In 1977, by sheer coincidence, a letter from Albert Rück landed on the desk of Max Schmaderer, who worked in the Sparkasse's human resources department. For his retirement benefit, Rück needed confirmation from the mayor of Gunzenhausen that he had once lived in the 'Altmühlstadt'.

The joy at a sign of life from the old friend , who now lived in the USA and has changed his first name to Albert, was huge. This emerges from the correspondence between the two men and which Ursula's daughter kept. Unfortunately, the planned reunion in the old homeland never took place, as Max Schmaderer died unexpectedly. "I always asked myself, how can we set an example and do something good," recalls Sister Ursula, who was often confronted with the subject of National Socialism after joining the Hensoltshöhe as a deaconess.

She found the answer in the work of the Zedakah association, in whose facilities the Holocaust survivors should experience care and security, and that from German Christians. 'It's important for Christians to set an example, it's really about doing and not about talking,' the deaconess is convinced. Through this action, love is shown to the residents, who are also strengthened by kosher cuisine and the upholding of their traditions in the Jewish faith.

The association runs the "Beth Elieser" nursing home in Maalot in northern Israel, where Jews who survived National Socialism receive comprehensive care.

Sister Ursula's admonition: The Holocaust obliges us for all future! ..."

Max Rothschild wrote in his memories:

Dr.Rueck was said to have been a very interesting man. He was an early Zionist and a Hebraist of note, with a fine library of classical and modern Hebrew works. He gave Hebrew names to all his three children: Assa, Ezra and Tirzah. Although they were several years older than I, we always were good friends. The R. children were quite at home in our house on the Bahnhofstrasse. In addition to the adoptive parents of the R.children, my own father and mother served as a kind of foster parents to them. The three spent as much time with us as they did with their uncle and aunt who had adopted them, and my good Mammiah always took excellent care of them.                                                                       Dr.Rueck had originally volunteered his services at the front. There was at that time no contradiction between being a Zionist dreamer and a fervent supporter of the German fatherland. The Kaiser himself had raised hopes of the establishment of an official Jewish presence in Palestine when he had ridden on his imperial horse through the gates of the holy city. Dr. Rueck was a strange combination, or so it would seem to us today, of German patriot and enthusiastic Hebraist and Zionist, a combination that certainly would have been considered absurd a few years later. It was said that he had distinguished himself by his bravery in combat at the front in Rumania and that he had won the highest distinctions for the aid he gave to his wounded comrades. I mention these circumstances because the story took a bizarre turn in later years. Tirzah, the oldest daughter, married a non-Jew. This was something so unusual at the time that I still remember its impact on my parents and family. Tirzah was ostracized(מוחרמת) . The German husband was said to have been a wealthy mill owner from Southwest Germany. When the Nazis cam to power, man promptly abandoned his wife as things became a bit sticky. His own Aryan soul was to him more important than his wife.

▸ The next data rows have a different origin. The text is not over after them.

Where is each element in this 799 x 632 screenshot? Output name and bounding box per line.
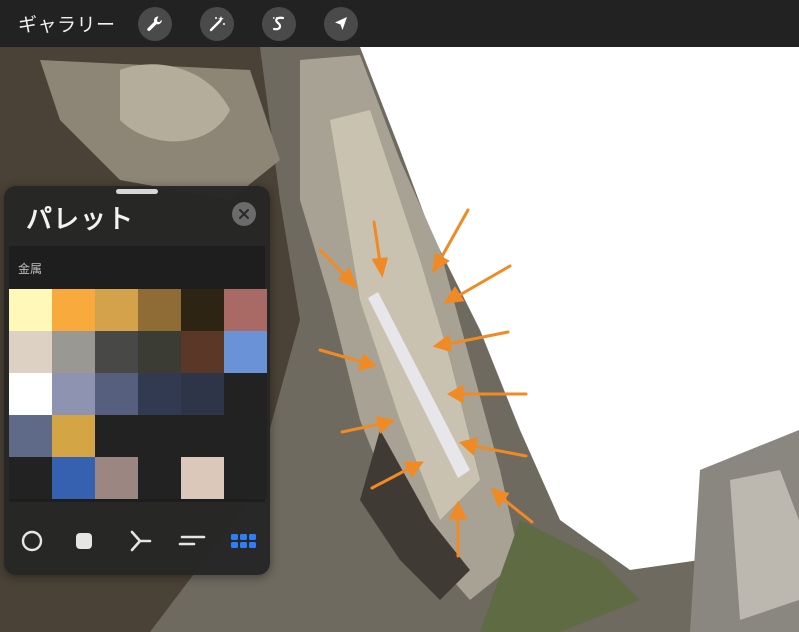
color-swatch[interactable]: [95, 457, 138, 499]
color-swatch[interactable]: [181, 415, 224, 457]
color-swatch[interactable]: [181, 373, 224, 415]
tab-palettes[interactable]: [230, 527, 258, 555]
magic-wand-icon: [209, 15, 225, 31]
tab-harmony[interactable]: [126, 527, 154, 555]
classic-tab-icon: [76, 533, 92, 549]
color-swatch[interactable]: [181, 289, 224, 331]
color-swatch[interactable]: [138, 289, 181, 331]
color-swatch[interactable]: [9, 289, 52, 331]
wrench-icon: [146, 15, 162, 31]
color-swatch[interactable]: [138, 415, 181, 457]
color-swatch[interactable]: [52, 331, 95, 373]
color-swatch[interactable]: [224, 289, 267, 331]
top-toolbar: ギャラリー: [0, 0, 799, 47]
gallery-button[interactable]: ギャラリー: [18, 10, 116, 37]
color-swatch[interactable]: [95, 289, 138, 331]
transform-arrow-icon: [334, 16, 347, 30]
color-swatch[interactable]: [181, 331, 224, 373]
color-swatch[interactable]: [95, 373, 138, 415]
adjustments-button[interactable]: [199, 6, 234, 41]
color-swatch[interactable]: [95, 415, 138, 457]
color-swatch[interactable]: [95, 331, 138, 373]
swatch-grid: [9, 289, 267, 501]
transform-button[interactable]: [323, 6, 358, 41]
tab-value[interactable]: [178, 527, 206, 555]
color-swatch[interactable]: [138, 457, 181, 499]
color-swatch[interactable]: [52, 415, 95, 457]
color-swatch[interactable]: [181, 457, 224, 499]
color-swatch[interactable]: [224, 331, 267, 373]
color-swatch[interactable]: [224, 373, 267, 415]
color-swatch[interactable]: [138, 331, 181, 373]
close-icon: [239, 209, 249, 219]
color-swatch[interactable]: [52, 457, 95, 499]
actions-button[interactable]: [137, 6, 172, 41]
color-swatch[interactable]: [9, 373, 52, 415]
color-swatch[interactable]: [9, 331, 52, 373]
color-swatch[interactable]: [224, 415, 267, 457]
tab-classic[interactable]: [70, 527, 98, 555]
panel-grabber[interactable]: [116, 189, 158, 194]
palettes-tab-icon: [231, 534, 256, 548]
palette-name: 金属: [18, 262, 43, 276]
harmony-tab-icon: [130, 530, 152, 552]
selection-button[interactable]: [261, 6, 296, 41]
color-swatch[interactable]: [52, 373, 95, 415]
color-swatch[interactable]: [224, 457, 267, 499]
color-swatch[interactable]: [9, 457, 52, 499]
color-swatch[interactable]: [138, 373, 181, 415]
color-mode-tabs: [4, 517, 270, 567]
color-swatch[interactable]: [9, 415, 52, 457]
color-disc-tab-icon: [21, 530, 43, 552]
panel-title: パレット: [26, 205, 135, 235]
tab-disc[interactable]: [18, 527, 46, 555]
close-button[interactable]: [232, 202, 256, 226]
selection-icon: [272, 16, 284, 30]
palette-panel: パレット 金属: [4, 186, 270, 575]
color-swatch[interactable]: [52, 289, 95, 331]
value-tab-icon: [178, 535, 206, 546]
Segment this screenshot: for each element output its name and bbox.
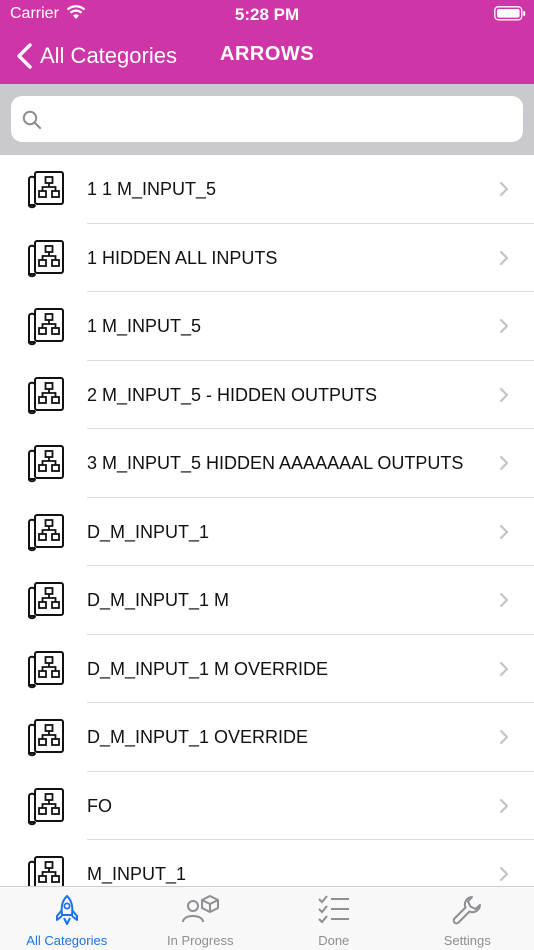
chevron-right-icon xyxy=(499,181,509,197)
chevron-right-icon xyxy=(499,729,509,745)
list-item[interactable]: 1 M_INPUT_5 xyxy=(0,292,534,361)
list-item-label: 1 HIDDEN ALL INPUTS xyxy=(87,247,278,268)
list-item[interactable]: 3 M_INPUT_5 HIDDEN AAAAAAAL OUTPUTS xyxy=(0,429,534,498)
list-item-label: D_M_INPUT_1 M xyxy=(87,590,230,610)
chevron-right-icon xyxy=(499,592,509,608)
search-bar xyxy=(0,84,534,155)
puzzle-diagram-icon xyxy=(28,239,64,277)
tab-in-progress[interactable]: In Progress xyxy=(134,887,268,950)
puzzle-diagram-icon xyxy=(28,719,64,757)
puzzle-diagram-icon xyxy=(28,856,64,886)
puzzle-diagram-icon xyxy=(28,445,64,483)
puzzle-diagram-icon xyxy=(28,582,64,620)
navigation-bar: All Categories ARROWS xyxy=(0,30,534,84)
chevron-right-icon xyxy=(499,455,509,471)
search-input[interactable] xyxy=(11,96,523,142)
puzzle-list: 1 1 M_INPUT_5 1 HIDDEN ALL INPUTS 1 M_INPU… xyxy=(0,155,534,886)
list-item-label: 3 M_INPUT_5 HIDDEN AAAAAAAL OUTPUTS xyxy=(87,453,464,473)
tab-settings[interactable]: Settings xyxy=(401,887,534,950)
puzzle-diagram-icon xyxy=(28,513,64,551)
tab-done[interactable]: Done xyxy=(267,887,401,950)
back-button[interactable]: All Categories xyxy=(14,40,177,72)
list-item-label: D_M_INPUT_1 xyxy=(87,521,210,542)
chevron-right-icon xyxy=(499,318,509,334)
back-button-label: All Categories xyxy=(40,43,177,68)
list-item[interactable]: 2 M_INPUT_5 - HIDDEN OUTPUTS xyxy=(0,361,534,429)
wrench-icon xyxy=(452,896,482,925)
person-box-icon xyxy=(182,895,220,923)
list-item[interactable]: 1 1 M_INPUT_5 xyxy=(0,155,534,224)
list-item[interactable]: M_INPUT_1 xyxy=(0,840,534,886)
search-icon xyxy=(22,110,42,130)
chevron-right-icon xyxy=(499,866,509,882)
list-item[interactable]: FO xyxy=(0,772,534,840)
list-item-label: D_M_INPUT_1 M OVERRIDE xyxy=(87,658,329,679)
rocket-icon xyxy=(55,895,78,925)
list-item[interactable]: 1 HIDDEN ALL INPUTS xyxy=(0,224,534,292)
tab-bar: All Categories In Progress Done Settings xyxy=(0,886,534,950)
puzzle-diagram-icon xyxy=(28,308,64,346)
list-item[interactable]: D_M_INPUT_1 M OVERRIDE xyxy=(0,635,534,703)
list-item-label: 1 M_INPUT_5 xyxy=(87,316,202,336)
puzzle-diagram-icon xyxy=(28,171,64,209)
clock: 5:28 PM xyxy=(234,5,300,24)
chevron-right-icon xyxy=(499,250,509,265)
status-bar: Carrier 5:28 PM xyxy=(0,0,534,30)
tab-label: In Progress xyxy=(167,933,234,948)
tab-label: Done xyxy=(318,933,350,948)
puzzle-diagram-icon xyxy=(28,787,64,825)
battery-icon xyxy=(494,6,526,21)
list-item-label: 1 1 M_INPUT_5 xyxy=(87,179,217,199)
page-title: ARROWS xyxy=(220,43,315,65)
list-item-label: 2 M_INPUT_5 - HIDDEN OUTPUTS xyxy=(87,384,378,405)
chevron-right-icon xyxy=(499,387,509,402)
list-item[interactable]: D_M_INPUT_1 M xyxy=(0,566,534,635)
list-item[interactable]: D_M_INPUT_1 xyxy=(0,498,534,566)
tab-label: All Categories xyxy=(26,933,108,948)
list-item[interactable]: D_M_INPUT_1 OVERRIDE xyxy=(0,703,534,772)
tab-label: Settings xyxy=(443,933,491,948)
puzzle-diagram-icon xyxy=(28,376,64,414)
list-item-label: M_INPUT_1 xyxy=(87,864,187,884)
chevron-left-icon xyxy=(17,43,32,69)
chevron-right-icon xyxy=(499,661,509,676)
checklist-icon xyxy=(318,895,349,924)
chevron-right-icon xyxy=(499,524,509,539)
list-item-label: D_M_INPUT_1 OVERRIDE xyxy=(87,727,309,747)
list-item-label: FO xyxy=(87,795,112,816)
puzzle-diagram-icon xyxy=(28,650,64,688)
chevron-right-icon xyxy=(499,798,509,813)
tab-all-categories[interactable]: All Categories xyxy=(0,887,134,950)
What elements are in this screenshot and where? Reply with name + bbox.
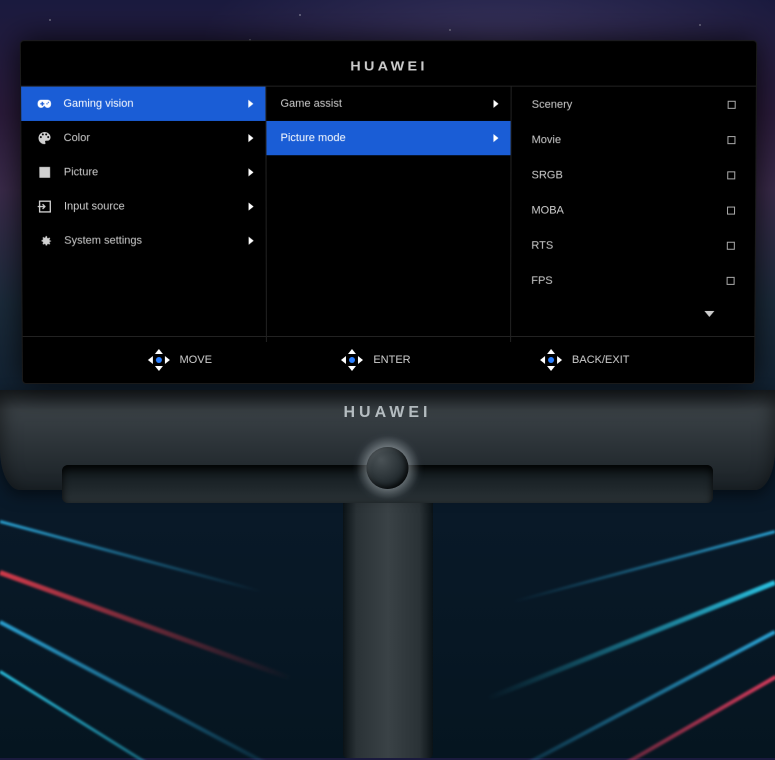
option-label: FPS (531, 274, 552, 286)
checkbox-icon (728, 100, 736, 108)
main-menu-input-source[interactable]: Input source (22, 189, 266, 223)
input-icon (36, 198, 54, 216)
osd-panel: HUAWEI Gaming vision Color (20, 40, 757, 384)
menu-label: Picture (64, 166, 249, 178)
osd-footer: MOVE ENTER BACK/EXIT (23, 336, 755, 383)
footer-back: BACK/EXIT (540, 349, 630, 371)
option-label: SRGB (532, 169, 563, 181)
footer-enter-label: ENTER (373, 354, 410, 366)
gear-icon (36, 232, 54, 250)
monitor-stand (343, 488, 433, 758)
image-icon (36, 163, 54, 181)
menu-label: Input source (64, 201, 249, 213)
checkbox-icon (727, 276, 735, 284)
nav-enter-icon (341, 349, 363, 371)
chevron-right-icon (249, 237, 254, 245)
checkbox-icon (727, 136, 735, 144)
brand-logo-body: HUAWEI (344, 404, 432, 422)
menu-label: Color (64, 132, 249, 144)
joystick-button[interactable] (367, 447, 409, 489)
option-movie[interactable]: Movie (511, 122, 755, 157)
sub-menu-column: Game assist Picture mode (266, 87, 511, 342)
main-menu-gaming-vision[interactable]: Gaming vision (21, 87, 265, 121)
sub-menu-game-assist[interactable]: Game assist (266, 87, 510, 121)
option-label: RTS (531, 239, 553, 251)
nav-back-icon (540, 349, 562, 371)
menu-label: Gaming vision (63, 98, 248, 110)
osd-header: HUAWEI (21, 41, 756, 86)
chevron-right-icon (493, 134, 498, 142)
chevron-right-icon (249, 203, 254, 211)
option-label: Movie (532, 134, 562, 146)
option-srgb[interactable]: SRGB (511, 157, 755, 192)
option-label: MOBA (531, 204, 564, 216)
osd-body: Gaming vision Color Picture (21, 87, 756, 342)
checkbox-icon (727, 241, 735, 249)
options-column: Scenery Movie SRGB MOBA RTS FPS (511, 87, 756, 342)
option-rts[interactable]: RTS (511, 228, 755, 263)
chevron-right-icon (248, 134, 253, 142)
menu-label: System settings (64, 235, 249, 247)
chevron-right-icon (248, 168, 253, 176)
option-scenery[interactable]: Scenery (512, 87, 756, 122)
chevron-right-icon (494, 100, 499, 108)
main-menu-picture[interactable]: Picture (22, 155, 266, 189)
main-menu-column: Gaming vision Color Picture (21, 87, 267, 342)
checkbox-icon (727, 171, 735, 179)
footer-back-label: BACK/EXIT (572, 354, 630, 366)
brand-logo-osd: HUAWEI (350, 58, 427, 73)
chevron-right-icon (248, 100, 253, 108)
scroll-down-indicator[interactable] (511, 298, 754, 322)
menu-label: Game assist (280, 98, 493, 110)
gamepad-icon (35, 95, 53, 113)
option-fps[interactable]: FPS (511, 263, 755, 298)
footer-move: MOVE (147, 349, 212, 371)
palette-icon (35, 129, 53, 147)
option-label: Scenery (532, 98, 573, 110)
footer-enter: ENTER (341, 349, 410, 371)
main-menu-system-settings[interactable]: System settings (22, 224, 266, 258)
monitor-chin: HUAWEI (0, 390, 775, 490)
footer-move-label: MOVE (180, 354, 212, 366)
nav-move-icon (147, 349, 169, 371)
option-moba[interactable]: MOBA (511, 192, 755, 227)
chevron-down-icon (704, 311, 714, 317)
sub-menu-picture-mode[interactable]: Picture mode (266, 121, 510, 155)
joystick-glow (350, 430, 425, 505)
main-menu-color[interactable]: Color (21, 121, 265, 155)
checkbox-icon (727, 206, 735, 214)
menu-label: Picture mode (281, 132, 494, 144)
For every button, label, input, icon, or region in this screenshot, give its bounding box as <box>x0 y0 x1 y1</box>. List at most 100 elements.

Tirzah was eventually deported to Auschwitz. She was a beautiful woman. When her turn came to stand in the nude in front of Mengele, the doctor who decided over life and death, he was stricken by her beauty and asked her name. When she told him Rueck, he asked whether her father had been his colleague and comrade at the Rumanian front in WWI. She told him that his was indeed the case, and he immediately had something good to say about her father as a German soldier, and the he snapped “….wirst nicht verbrannt…” (“you won’t be burned”), and he sent her away to a camp detail that was kept alive. Tirzah indeed survived. She wound up in New York years later and sought contact with my parents.